How employee stock option plan or ESOP works

ESOP or Employee Stock Option Plan is a benefit plan for employees in which if employee wants then they can become owners of the company. Companies in India and abroad use this method to attract and retain talented employees within the organization. Many companies are also able to manage the employee turnover through this method.

In ESOP, an employee will be allotted stocks of the employer company at a particular price set on the grant day. The ESOP option will have a maturity period. Within that period employee can select to exercise the option at the predetermined price.

ESOP or employee stock option plans

Please remember, Employee Stock Option Plan or ESOP gives the employee a right to buy certain amount of shares in the employer’s company at a predetermined price, there is no obligation to buy.

However, if employee exercised his ESOP option then employer is obliged to sell the required number of shares to employee at the predetermined price. Predetermined price is also known as exercise price. This method is commonly known as call option, option to buy.

This means there will be a contract between the employer and employees to give the right to buy a specific number of employer’s shares to employees at a fixed price within a certain period of time.

If the company’s share market price rises above the predetermined call price then the employee could exercise the ESOP option, pay the exercise price and would be issued with ordinary shares in the employer’s company.

Benefit for the employee will be the difference between current market price and exercise price.

If stock’s market price falls below the exercise price at the time of near expiration then employee will not exercise the ESOP option as he is not obliged to do so. In this case the option to buy employer’s company share will lapse after the period over.

Another best reason why companies issue employee stock options or ESOs as part of employee’s compensation is to stop cash outflow which could have been spent by paying bonus or incentives.

After exercising the employee stock option plan, employee can either sell the shares in current market or hold on to it in the hope of further price appreciation.

In ESOP, employee can also avail the option in a phased manner.

In India, Employee Stock Option Plans or ESOP are popular in IT industry. Companies like Infosys have these schemes to retain employees within the organization. Infosys is the first company in India to issue ESOPs.

Employee stock option plans should not be confused with the term Employee Stock Ownership Plans, both are different.
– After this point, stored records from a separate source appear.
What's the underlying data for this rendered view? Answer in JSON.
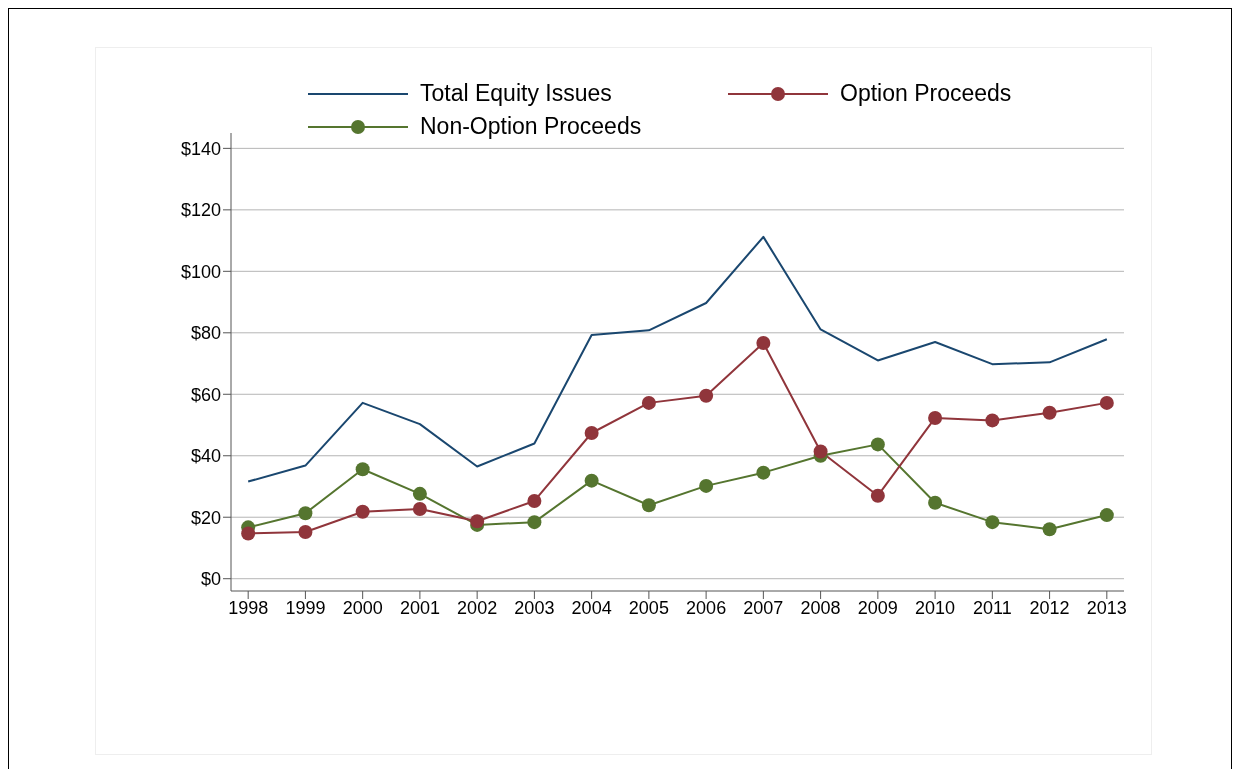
{
  "chart_data": {
    "type": "line",
    "categories": [
      "1998",
      "1999",
      "2000",
      "2001",
      "2002",
      "2003",
      "2004",
      "2005",
      "2006",
      "2007",
      "2008",
      "2009",
      "2010",
      "2011",
      "2012",
      "2013"
    ],
    "series": [
      {
        "name": "Total Equity Issues",
        "color": "#1a476f",
        "marker": "none",
        "values": [
          31.6,
          36.8,
          57.2,
          50.3,
          36.5,
          44.0,
          79.3,
          80.8,
          89.7,
          111.2,
          81.1,
          71.0,
          77.0,
          69.8,
          70.4,
          77.9
        ]
      },
      {
        "name": "Option Proceeds",
        "color": "#90353b",
        "marker": "circle",
        "values": [
          14.7,
          15.2,
          21.8,
          22.7,
          18.7,
          25.3,
          47.4,
          57.2,
          59.5,
          76.7,
          41.4,
          27.0,
          52.3,
          51.5,
          54.0,
          57.2
        ]
      },
      {
        "name": "Non-Option Proceeds",
        "color": "#55752f",
        "marker": "circle",
        "values": [
          16.7,
          21.3,
          35.6,
          27.6,
          17.5,
          18.4,
          31.9,
          23.9,
          30.2,
          34.5,
          40.0,
          43.7,
          24.7,
          18.4,
          16.1,
          20.7
        ]
      }
    ],
    "ylim": [
      -4,
      145
    ],
    "yticks": [
      {
        "value": 0,
        "label": "$0"
      },
      {
        "value": 20,
        "label": "$20"
      },
      {
        "value": 40,
        "label": "$40"
      },
      {
        "value": 60,
        "label": "$60"
      },
      {
        "value": 80,
        "label": "$80"
      },
      {
        "value": 100,
        "label": "$100"
      },
      {
        "value": 120,
        "label": "$120"
      },
      {
        "value": 140,
        "label": "$140"
      }
    ],
    "grid": "y",
    "legend": "top",
    "line_style": "solid"
  }
}
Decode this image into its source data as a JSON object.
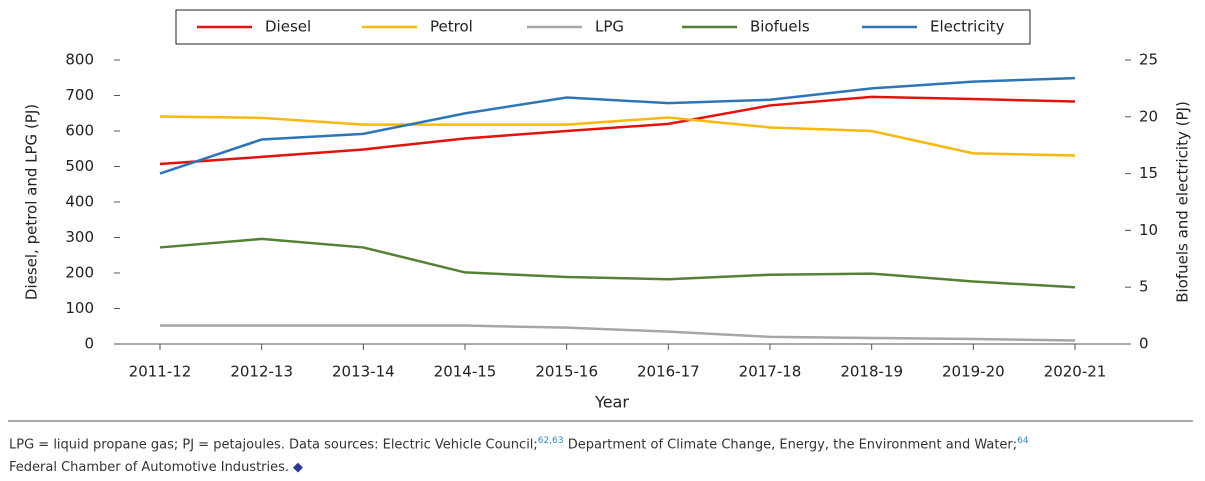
{
  "chart_data": {
    "type": "line",
    "categories": [
      "2011-12",
      "2012-13",
      "2013-14",
      "2014-15",
      "2015-16",
      "2016-17",
      "2017-18",
      "2018-19",
      "2019-20",
      "2020-21"
    ],
    "series": [
      {
        "name": "Diesel",
        "color": "#e3120b",
        "values": [
          507,
          527,
          548,
          579,
          600,
          620,
          672,
          696,
          690,
          683
        ]
      },
      {
        "name": "Petrol",
        "color": "#f7b90f",
        "values": [
          641,
          637,
          618,
          618,
          618,
          638,
          610,
          600,
          537,
          531
        ]
      },
      {
        "name": "LPG",
        "color": "#a6a6a6",
        "values": [
          52,
          52,
          52,
          52,
          46,
          35,
          20,
          17,
          14,
          10
        ]
      },
      {
        "name": "Biofuels",
        "color": "#548235",
        "axis": "y2",
        "values": [
          8.5,
          9.25,
          8.5,
          6.3,
          5.9,
          5.7,
          6.1,
          6.2,
          5.5,
          5.0
        ]
      },
      {
        "name": "Electricity",
        "color": "#2e75b6",
        "axis": "y2",
        "values": [
          15.0,
          18.0,
          18.5,
          20.3,
          21.7,
          21.2,
          21.5,
          22.5,
          23.1,
          23.4
        ]
      }
    ],
    "ylim": [
      0,
      800
    ],
    "yticks": [
      0,
      100,
      200,
      300,
      400,
      500,
      600,
      700,
      800
    ],
    "y2lim": [
      0,
      25
    ],
    "y2ticks": [
      0,
      5,
      10,
      15,
      20,
      25
    ],
    "ylabel": "Diesel, petrol and LPG  (PJ)",
    "y2label": "Biofuels and electricity (PJ)",
    "xlabel": "Year",
    "legend": "top"
  },
  "footnote": {
    "text1": "LPG = liquid propane gas; PJ = petajoules. Data sources: Electric Vehicle Council;",
    "sup1": "62,63",
    "text2": " Department of Climate Change, Energy, the Environment and Water;",
    "sup2": "64",
    "text3": "Federal Chamber of Automotive Industries."
  }
}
In our next article we will cover employee stock ownership plans.

ESOPs are taxable in the hands of employee. We will cover it later.

Example of Employee Stock Option Plan or ESOP

Let us assume that company XYZ limited on 1st April 2014 has granted you 100 shares under its employee stock option plan or ESOP at a predetermined price or exercise price of Rs 100 per share with a vesting period of 1 year. Current market price of the stock is also Rs 100.

Now you have the right to avail the option only after a year i.e. on or after 1st April 2015.If the current market price on or after 1st April 2015 is more than the predetermined price then you pay the predetermined price of Rs 100 and get the shares.

If the current market price on or after 1st April 2015 is more than the exercise price of Rs 100 then you have right to not to avail the option as open market price is lesser than the ESOP price.

If price has gone up after availing the option then employee can sell the shares and make profit.